According to the practice's website, the local office has nine lawyers, associates and legal clerks in its employ, with all staff at the office made redundant.
In July 2013, Harwood Andrews merged in Ballarat with Cuthberts Barristers and Solicitors. Primarily known as Cuthbert, Morrow, Must and Shaw after the original founder and his partners, the firm was in continuous business for 158 years in Ballarat before the merger.
Harwood Andrews' CEO Andrew Barnes told The Courier said staff were notified at the end of August, and he was working with principal lawyers Don Robinson and Andrew Robson to make it "a soft landing" for staff.
He said the closure was "nothing sinister", but the practice in Ballarat had retained "traditional working processes" after transferring from Cuthberts and would have needed to have major investments in technology to make it align with the rest of the company.
"There would have been more pain involved in trying to change it against their will ... to fit into a model that was not suited to them," he said.
The Courier understands a number of staff members from the Ballarat office have been offered positions at local law firm Baird & McGregor.
Harwood Andrews' head office is in Geelong, with other practices in Melbourne and Albury. It states it is the largest regional law firm in Victoria, but has closed practices in Bendigo and Werribee over the last few years.
The building where Cuthberts and then Harwood Andrews operated from at 101 Lydiard Street North was sold in June 2017 for just over $2.6 million.

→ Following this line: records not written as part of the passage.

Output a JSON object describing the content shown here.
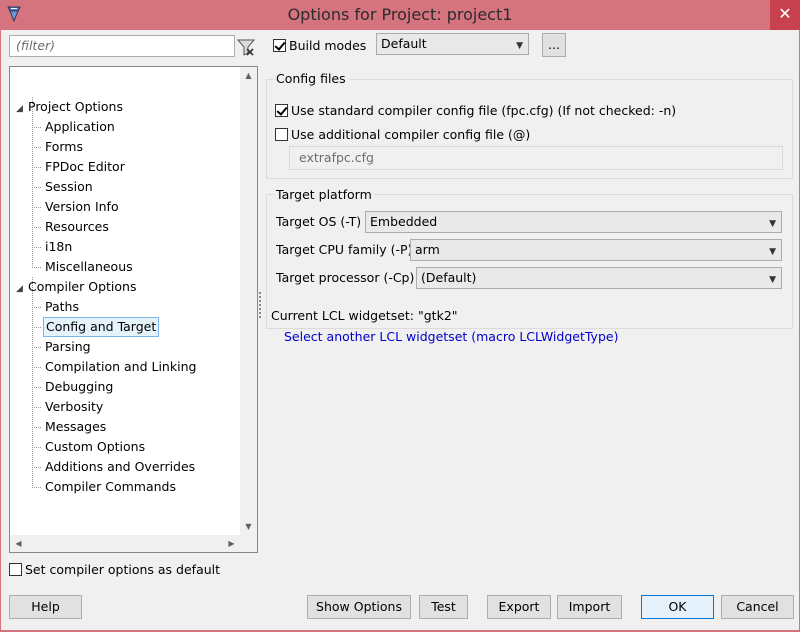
{
  "window": {
    "title": "Options for Project: project1",
    "close_glyph": "✕"
  },
  "filter": {
    "placeholder": "(filter)"
  },
  "tree": {
    "groups": [
      {
        "label": "Project Options",
        "items": [
          "Application",
          "Forms",
          "FPDoc Editor",
          "Session",
          "Version Info",
          "Resources",
          "i18n",
          "Miscellaneous"
        ]
      },
      {
        "label": "Compiler Options",
        "items": [
          "Paths",
          "Config and Target",
          "Parsing",
          "Compilation and Linking",
          "Debugging",
          "Verbosity",
          "Messages",
          "Custom Options",
          "Additions and Overrides",
          "Compiler Commands"
        ]
      }
    ],
    "selected": "Config and Target"
  },
  "build_modes": {
    "checkbox_label": "Build modes",
    "checked": true,
    "combo_value": "Default",
    "ellipsis_label": "..."
  },
  "config_files": {
    "group_title": "Config files",
    "use_standard_label": "Use standard compiler config file (fpc.cfg) (If not checked: -n)",
    "use_standard_checked": true,
    "use_additional_label": "Use additional compiler config file (@)",
    "use_additional_checked": false,
    "additional_value": "extrafpc.cfg"
  },
  "target_platform": {
    "group_title": "Target platform",
    "os_label": "Target OS (-T)",
    "os_value": "Embedded",
    "cpu_label": "Target CPU family (-P)",
    "cpu_value": "arm",
    "processor_label": "Target processor (-Cp)",
    "processor_value": "(Default)"
  },
  "lcl": {
    "current_label": "Current LCL widgetset: \"gtk2\"",
    "select_link": "Select another LCL widgetset (macro LCLWidgetType)"
  },
  "set_default": {
    "label": "Set compiler options as default",
    "checked": false
  },
  "buttons": {
    "help": "Help",
    "show_options": "Show Options",
    "test": "Test",
    "export": "Export",
    "import": "Import",
    "ok": "OK",
    "cancel": "Cancel"
  },
  "colors": {
    "frame": "#d5737f",
    "close": "#c7414f",
    "selection_border": "#7eb4ea",
    "link": "#0000cc"
  }
}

At the time, it was reported the legal firm had signed a new four-year lease from July 2016, which would stretch until next year.
Mr Barnes said he didn't want the withdrawal to be seen as an indication the Ballarat business community was going backwards, but they had undertaken around 12 months of discussions to ensure Harwood Andrews wasn't "walking away from something that was going to boom".
"It reached a point where our objectives were not satisfied in the time-frames our board was expecting," the CEO said, noting that Harwood Andrews has no plans to open a new practice in the city, as that would be "disrespectful" to the current Ballarat staff.
Irish lawyer Henry Cuthbert moved to Ballarat and opened his legal practice in 1855, just after the Eureka Rebellion, with a focus on mining law.
The firm took on several big mining cases including the Edgerton Mine case, which lasted three years and ended up in the Supreme Court.